Mus Lim ⌂, Wednesday, 12.09.2012, 04:39 (vor 4216 Tagen) @ Christine

Das Judentum als Stammesreligion

Es hat mich alarmiert, wie viele Juden in den Vereinigten Staaten versuchen, ihr Judentum zu leugnen, weil sie über die israelische Politik bestürzt sind, zu der etwa die Besetzung, die Praxis der Haft auf unbestimmte Zeit und die Bombardierung ziviler Ziele im Gazastreifen gehören. Diese Juden glauben irrtümlicherweise, dass der Staat Israel das Judentum unserer Zeit repräsentiert und dass man, wenn man sich als Jude begreift, Israel und seine Vorgehensweise zu unterstützen hat. Dabei hat es immer auch jüdische Traditionen gegeben, die sich staatlicher Gewalt widersetzten, ein multikulturelles Zusammenleben bejahten und die Grundsätze der Gleichheit verteidigten. Dieser zentrale ethische Traditionsstrang wird vergessen oder beiseitegeschoben, sobald Israel als Grundlage jüdischer Identität oder jüdischer Werte akzeptiert wird.

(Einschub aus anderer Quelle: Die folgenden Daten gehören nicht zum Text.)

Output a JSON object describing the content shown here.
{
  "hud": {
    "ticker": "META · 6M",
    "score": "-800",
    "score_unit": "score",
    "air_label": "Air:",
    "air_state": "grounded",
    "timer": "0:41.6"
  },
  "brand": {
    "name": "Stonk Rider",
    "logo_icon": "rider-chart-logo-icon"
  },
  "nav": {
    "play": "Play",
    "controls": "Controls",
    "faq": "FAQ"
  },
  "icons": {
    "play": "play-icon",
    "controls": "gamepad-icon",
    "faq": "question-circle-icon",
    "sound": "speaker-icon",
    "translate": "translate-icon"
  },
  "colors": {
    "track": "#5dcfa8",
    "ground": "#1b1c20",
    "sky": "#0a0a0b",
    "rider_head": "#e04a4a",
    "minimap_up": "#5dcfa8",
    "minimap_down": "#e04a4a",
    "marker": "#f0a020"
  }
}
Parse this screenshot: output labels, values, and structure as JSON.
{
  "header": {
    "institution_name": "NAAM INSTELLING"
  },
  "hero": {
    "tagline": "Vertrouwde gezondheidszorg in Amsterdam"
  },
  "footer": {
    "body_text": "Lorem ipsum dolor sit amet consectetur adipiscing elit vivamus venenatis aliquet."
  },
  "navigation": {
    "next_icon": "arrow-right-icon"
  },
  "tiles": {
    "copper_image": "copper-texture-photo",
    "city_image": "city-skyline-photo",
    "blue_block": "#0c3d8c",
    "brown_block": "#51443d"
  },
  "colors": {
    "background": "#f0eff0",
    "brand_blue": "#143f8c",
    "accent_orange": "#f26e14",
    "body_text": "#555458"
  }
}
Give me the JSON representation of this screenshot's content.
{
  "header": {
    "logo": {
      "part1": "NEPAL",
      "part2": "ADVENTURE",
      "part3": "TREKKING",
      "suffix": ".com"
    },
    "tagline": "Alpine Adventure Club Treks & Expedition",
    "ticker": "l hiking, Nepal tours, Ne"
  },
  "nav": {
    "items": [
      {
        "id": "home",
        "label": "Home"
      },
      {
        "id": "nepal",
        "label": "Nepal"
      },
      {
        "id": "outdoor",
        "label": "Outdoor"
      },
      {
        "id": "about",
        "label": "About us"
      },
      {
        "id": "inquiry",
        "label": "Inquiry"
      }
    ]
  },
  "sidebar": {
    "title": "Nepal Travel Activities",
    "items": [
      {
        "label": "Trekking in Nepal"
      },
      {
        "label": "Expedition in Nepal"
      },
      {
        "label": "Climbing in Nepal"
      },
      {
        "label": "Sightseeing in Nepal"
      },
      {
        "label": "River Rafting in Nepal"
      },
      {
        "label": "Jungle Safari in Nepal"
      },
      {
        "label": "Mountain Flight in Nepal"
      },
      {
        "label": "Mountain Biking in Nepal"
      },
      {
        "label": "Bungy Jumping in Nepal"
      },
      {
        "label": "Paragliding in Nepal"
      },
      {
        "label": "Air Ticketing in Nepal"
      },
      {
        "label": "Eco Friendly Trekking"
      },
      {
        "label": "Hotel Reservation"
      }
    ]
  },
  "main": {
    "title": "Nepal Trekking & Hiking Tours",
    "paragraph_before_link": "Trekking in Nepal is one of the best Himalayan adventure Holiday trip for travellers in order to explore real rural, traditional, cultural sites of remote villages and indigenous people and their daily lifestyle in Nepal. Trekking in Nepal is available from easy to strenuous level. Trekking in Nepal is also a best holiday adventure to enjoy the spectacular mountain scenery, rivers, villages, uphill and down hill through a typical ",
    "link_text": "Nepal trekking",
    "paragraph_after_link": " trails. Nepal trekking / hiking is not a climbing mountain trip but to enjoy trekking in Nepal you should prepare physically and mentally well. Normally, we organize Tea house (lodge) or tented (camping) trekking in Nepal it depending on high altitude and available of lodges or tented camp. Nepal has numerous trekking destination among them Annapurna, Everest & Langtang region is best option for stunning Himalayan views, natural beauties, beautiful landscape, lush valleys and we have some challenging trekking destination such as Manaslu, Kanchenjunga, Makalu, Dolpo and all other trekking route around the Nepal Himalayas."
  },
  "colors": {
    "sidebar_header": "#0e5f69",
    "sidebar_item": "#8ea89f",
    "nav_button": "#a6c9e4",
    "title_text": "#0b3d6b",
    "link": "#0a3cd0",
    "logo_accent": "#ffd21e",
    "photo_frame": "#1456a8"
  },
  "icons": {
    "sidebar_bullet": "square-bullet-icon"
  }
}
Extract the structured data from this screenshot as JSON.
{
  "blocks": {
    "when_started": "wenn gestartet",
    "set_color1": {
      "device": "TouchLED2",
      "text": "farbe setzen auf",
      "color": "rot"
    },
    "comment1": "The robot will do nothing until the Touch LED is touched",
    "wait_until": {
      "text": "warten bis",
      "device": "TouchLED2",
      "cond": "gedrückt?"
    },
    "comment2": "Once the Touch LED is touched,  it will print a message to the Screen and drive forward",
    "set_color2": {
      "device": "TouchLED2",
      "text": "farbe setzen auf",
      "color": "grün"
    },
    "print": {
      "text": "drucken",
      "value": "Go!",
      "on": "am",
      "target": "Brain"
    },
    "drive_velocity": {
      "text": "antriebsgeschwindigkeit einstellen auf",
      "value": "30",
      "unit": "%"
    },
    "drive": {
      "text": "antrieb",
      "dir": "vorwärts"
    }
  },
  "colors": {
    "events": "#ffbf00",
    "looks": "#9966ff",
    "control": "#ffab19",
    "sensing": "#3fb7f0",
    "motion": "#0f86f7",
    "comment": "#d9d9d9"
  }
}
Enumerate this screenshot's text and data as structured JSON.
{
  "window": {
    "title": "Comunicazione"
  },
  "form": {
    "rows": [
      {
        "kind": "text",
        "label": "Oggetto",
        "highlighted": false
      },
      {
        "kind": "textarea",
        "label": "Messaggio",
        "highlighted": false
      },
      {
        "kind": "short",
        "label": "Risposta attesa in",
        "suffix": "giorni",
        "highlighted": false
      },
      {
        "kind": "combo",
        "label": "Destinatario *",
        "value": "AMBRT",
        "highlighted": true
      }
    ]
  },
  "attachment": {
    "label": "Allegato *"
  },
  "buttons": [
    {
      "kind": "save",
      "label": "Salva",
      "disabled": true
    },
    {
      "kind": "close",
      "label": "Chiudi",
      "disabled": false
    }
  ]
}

Auf der einen Seite also glauben Juden, die Israel kritisieren, womöglich, dass sie keine Juden mehr sein können, wenn Israel für das Judentum steht. Auf der anderen Seite setzen auch jene, die jeden Israelkritiker niederzuringen versuchen, Judentum und Israel gleich, was zu dem Schluss führt, dass der Kritiker antisemitisch oder, falls jüdisch, voller Selbsthass sein muss. Mein wissenschaftliches und öffentliches Bestreben ist es immer gewesen, diese Fessel abzustreifen.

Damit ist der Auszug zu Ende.